FJ v Department of Defence [2015] VSC 448 arose as the claimant underwent a medical examination on enlistment in the Royal Australian Navy, which failed to note her early pregnancy. By the time she became aware of the pregnancy it was no longer feasible to undergo a termination procedure. She brought a claim against the Commonwealth of Australia which was framed as a common law negligence / breach of contract claim.

The defendant pleaded section 388 of the Military Rehabilitation and Compensation Act 2004 (Cth) as a bar to the claim, Except for a very limited exception, confined to non-economic loss with a damages ceiling of $110,000, s 388 of the Act bars all legal action or proceedings against the Commonwealth for damages in respect of a service injury sustained, or a service disease contracted.

The present matter required consideration by the court of whether the claim fell within that section, being and injury and, if so, a service injury.
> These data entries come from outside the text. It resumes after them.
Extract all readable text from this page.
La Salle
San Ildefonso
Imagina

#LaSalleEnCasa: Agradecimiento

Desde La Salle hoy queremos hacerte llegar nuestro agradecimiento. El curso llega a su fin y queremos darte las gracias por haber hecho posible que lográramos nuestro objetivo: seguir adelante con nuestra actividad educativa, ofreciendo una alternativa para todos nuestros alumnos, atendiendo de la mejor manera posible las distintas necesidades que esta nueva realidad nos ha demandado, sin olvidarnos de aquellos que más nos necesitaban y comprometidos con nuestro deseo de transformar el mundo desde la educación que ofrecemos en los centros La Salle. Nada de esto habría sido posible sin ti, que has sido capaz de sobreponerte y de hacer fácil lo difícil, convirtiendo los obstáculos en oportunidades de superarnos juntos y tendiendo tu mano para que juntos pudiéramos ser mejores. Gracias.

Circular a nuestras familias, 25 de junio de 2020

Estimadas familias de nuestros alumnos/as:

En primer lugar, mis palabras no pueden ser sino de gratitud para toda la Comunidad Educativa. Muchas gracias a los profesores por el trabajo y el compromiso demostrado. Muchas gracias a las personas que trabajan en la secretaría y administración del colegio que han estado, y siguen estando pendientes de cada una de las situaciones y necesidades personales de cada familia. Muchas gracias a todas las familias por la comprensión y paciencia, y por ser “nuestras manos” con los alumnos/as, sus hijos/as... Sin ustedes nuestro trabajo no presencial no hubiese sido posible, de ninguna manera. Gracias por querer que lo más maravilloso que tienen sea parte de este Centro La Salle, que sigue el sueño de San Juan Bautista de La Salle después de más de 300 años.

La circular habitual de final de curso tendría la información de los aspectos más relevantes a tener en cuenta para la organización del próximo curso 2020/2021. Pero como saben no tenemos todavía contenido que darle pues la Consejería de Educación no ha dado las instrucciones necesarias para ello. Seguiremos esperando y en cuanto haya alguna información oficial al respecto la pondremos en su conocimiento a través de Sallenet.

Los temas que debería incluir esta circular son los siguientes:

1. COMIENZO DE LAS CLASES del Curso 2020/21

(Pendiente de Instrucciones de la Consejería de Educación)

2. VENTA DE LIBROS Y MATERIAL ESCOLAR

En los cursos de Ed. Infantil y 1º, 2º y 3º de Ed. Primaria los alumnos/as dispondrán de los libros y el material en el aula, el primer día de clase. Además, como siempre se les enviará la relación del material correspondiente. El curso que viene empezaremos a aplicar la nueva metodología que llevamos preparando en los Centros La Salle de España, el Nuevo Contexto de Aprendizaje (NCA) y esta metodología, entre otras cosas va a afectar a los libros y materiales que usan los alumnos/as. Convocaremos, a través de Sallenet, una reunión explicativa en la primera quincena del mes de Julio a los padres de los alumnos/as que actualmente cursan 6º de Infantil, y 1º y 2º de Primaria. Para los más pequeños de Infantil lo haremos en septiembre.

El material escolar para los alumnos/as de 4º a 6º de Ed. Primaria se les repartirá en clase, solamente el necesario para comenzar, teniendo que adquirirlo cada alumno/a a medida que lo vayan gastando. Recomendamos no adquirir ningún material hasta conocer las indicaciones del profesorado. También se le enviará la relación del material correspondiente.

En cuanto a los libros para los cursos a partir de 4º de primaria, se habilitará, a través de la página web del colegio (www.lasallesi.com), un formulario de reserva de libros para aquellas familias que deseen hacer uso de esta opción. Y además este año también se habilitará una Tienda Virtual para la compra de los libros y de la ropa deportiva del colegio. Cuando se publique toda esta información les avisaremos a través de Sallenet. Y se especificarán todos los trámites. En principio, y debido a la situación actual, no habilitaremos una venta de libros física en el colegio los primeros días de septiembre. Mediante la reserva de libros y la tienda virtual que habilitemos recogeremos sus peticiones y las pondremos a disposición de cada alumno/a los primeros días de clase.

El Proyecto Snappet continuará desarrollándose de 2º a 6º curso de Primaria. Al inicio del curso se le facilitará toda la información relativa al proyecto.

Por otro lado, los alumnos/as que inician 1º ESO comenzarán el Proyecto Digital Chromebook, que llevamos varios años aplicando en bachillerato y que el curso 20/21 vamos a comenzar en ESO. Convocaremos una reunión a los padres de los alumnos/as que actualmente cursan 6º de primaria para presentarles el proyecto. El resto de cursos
As to whether the claimant had suffered an injury, the court said:

11 In his submissions as to the nature of the damage held to be compensable at law in a case such as the present, counsel for the plaintiff sought to distinguish between damage as personal injury simpliciter and damage such as that described by Thomas JA in the Queensland Court of Appeal in Melchior v Cattanach as ‘a form of personal injury’ comprising the ‘pregnancy, birth and depression that followed’ or that described by Kaye J in this Court in Caven v Women’s and Children’s Health as having ‘a striking similarity to damages awarded to an injured plaintiff in a personal injury case’.
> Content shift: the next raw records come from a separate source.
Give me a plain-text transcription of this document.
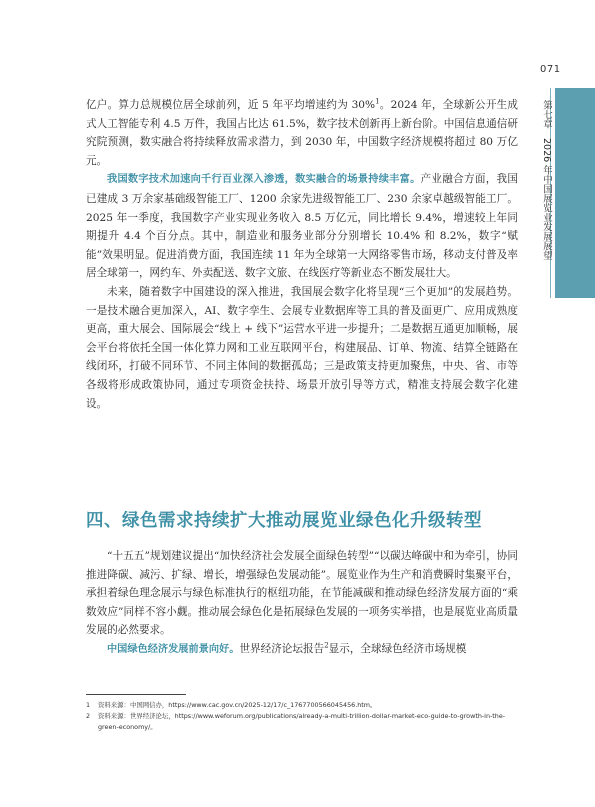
071
第七章　2026 年中国展览业发展展望

亿户。算力总规模位居全球前列，近 5 年平均增速约为 30%$^1$。2024 年，全球新公开生成式人工智能专利 4.5 万件，我国占比达 61.5%，数字技术创新再上新台阶。中国信息通信研究院预测，数实融合将持续释放需求潜力，到 2030 年，中国数字经济规模将超过 80 万亿元。

我国数字技术加速向千行百业深入渗透，数实融合的场景持续丰富。产业融合方面，我国已建成 3 万余家基础级智能工厂、1200 余家先进级智能工厂、230 余家卓越级智能工厂。2025 年一季度，我国数字产业实现业务收入 8.5 万亿元，同比增长 9.4%，增速较上年同期提升 4.4 个百分点。其中，制造业和服务业部分分别增长 10.4% 和 8.2%，数字“赋能”效果明显。促进消费方面，我国连续 11 年为全球第一大网络零售市场，移动支付普及率居全球第一，网约车、外卖配送、数字文旅、在线医疗等新业态不断发展壮大。

未来，随着数字中国建设的深入推进，我国展会数字化将呈现“三个更加”的发展趋势。一是技术融合更加深入，AI、数字孪生、会展专业数据库等工具的普及面更广、应用成熟度更高，重大展会、国际展会“线上 + 线下”运营水平进一步提升；二是数据互通更加顺畅，展会平台将依托全国一体化算力网和工业互联网平台，构建展品、订单、物流、结算全链路在线闭环，打破不同环节、不同主体间的数据孤岛；三是政策支持更加聚焦，中央、省、市等各级将形成政策协同，通过专项资金扶持、场景开放引导等方式，精准支持展会数字化建设。

四、绿色需求持续扩大推动展览业绿色化升级转型

“十五五”规划建议提出“加快经济社会发展全面绿色转型”“以碳达峰碳中和为牵引，协同推进降碳、减污、扩绿、增长，增强绿色发展动能”。展览业作为生产和消费瞬时集聚平台，承担着绿色理念展示与绿色标准执行的枢纽功能，在节能减碳和推动绿色经济发展方面的“乘数效应”同样不容小觑。推动展会绿色化是拓展绿色发展的一项务实举措，也是展览业高质量发展的必然要求。

中国绿色经济发展前景向好。世界经济论坛报告$^2$显示，全球绿色经济市场规模

1 资料来源：中国网信办，https://www.cac.gov.cn/2025-12/17/c_1767700566045456.htm。

2 资料来源：世界经济论坛，https://www.weforum.org/publications/already-a-multi-trillion-dollar-market-eco-guide-to-growth-in-the-green-economy/。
12 I am unable to accept counsel’s analysis. There is no meaningful difference in the present context between an injury suffered as a result of a negligently caused traffic collision and the injury suffered by a pregnant woman who has a negligently undiagnosed pregnancy. Each constitutes bodily injury with greater or lesser consequential losses, economic or otherwise, depending on the circumstances of the particular case.

13 Clearly, the plaintiff’s pregnancy itself was not causally related to any action of the Commonwealth. She was already about six weeks pregnant when she enlisted in the Navy. However, having regard to the various medical examinations performed upon her when she enlisted, and subsequently, until …. her pregnancy was ultimately diagnosed, she seeks to hold the Commonwealth responsible for not making that diagnosis earlier so as to enable an abortion to be performed. The plaintiff seeks damages from the Commonwealth for the injuries of an unwanted pregnancy …. until the birth of her child on 24 August 2008, the labour and associated injuries connected with that birth, psychological trauma, the financial detriment suffered as a result of having to support and raise the child, and her own consequential loss of earnings and earning capacity into the future.
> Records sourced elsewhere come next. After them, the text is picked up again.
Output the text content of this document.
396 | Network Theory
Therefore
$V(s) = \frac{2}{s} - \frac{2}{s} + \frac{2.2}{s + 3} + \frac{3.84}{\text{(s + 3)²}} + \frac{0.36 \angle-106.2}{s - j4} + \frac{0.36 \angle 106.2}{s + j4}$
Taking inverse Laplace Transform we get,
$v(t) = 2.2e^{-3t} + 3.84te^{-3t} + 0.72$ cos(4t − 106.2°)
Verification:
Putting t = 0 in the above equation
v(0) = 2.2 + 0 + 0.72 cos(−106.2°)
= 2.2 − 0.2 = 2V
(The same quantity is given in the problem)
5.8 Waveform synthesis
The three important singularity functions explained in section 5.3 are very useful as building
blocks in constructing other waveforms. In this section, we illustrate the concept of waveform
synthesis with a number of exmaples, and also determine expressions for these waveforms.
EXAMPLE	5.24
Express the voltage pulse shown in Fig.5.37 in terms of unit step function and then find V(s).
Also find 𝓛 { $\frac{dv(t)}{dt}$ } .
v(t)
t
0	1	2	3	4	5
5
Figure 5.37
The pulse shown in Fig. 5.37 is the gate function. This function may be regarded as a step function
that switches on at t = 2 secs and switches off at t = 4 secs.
As to whether the injury was a service injury, the court at [15] held that in attending medical centres referred to for medical examinations, the claimant was acting in the interests of the Navy as well as in her own interests. She was engaged in ‘rendering defence service’ just as much as if she were driving a truck, cleaning the deck of a ship, or engaging in some other more obviously Naval activity. Then at [22]:

22 In the plaintiff’s case, she was required, or, at least expected, to undertake the medical examinations which failed to diagnose her pregnancy. In complying with that requirement, or expectation, she was ‘rendering defence service’ within the meaning of s 27 of the MRC Act. Her subsequent injuries, already described, ‘arose out of, or [were] attributable to’ that defence service. The outcome of her medical examinations, which resulted in her pregnancy not being diagnosed, with the consequences already discussed, is no less attributable to her having rendered defence service than would have been the outcome of a positive, but erroneous, diagnosis of cardiac disease which resulted in open heart surgery.

Accordingly the court held that the claim as a common law claim was barred by section 388 of the Act.

(Note: Overturned on appeal – see FJ v Commonwealth of Australia [2017] VSCA 84.)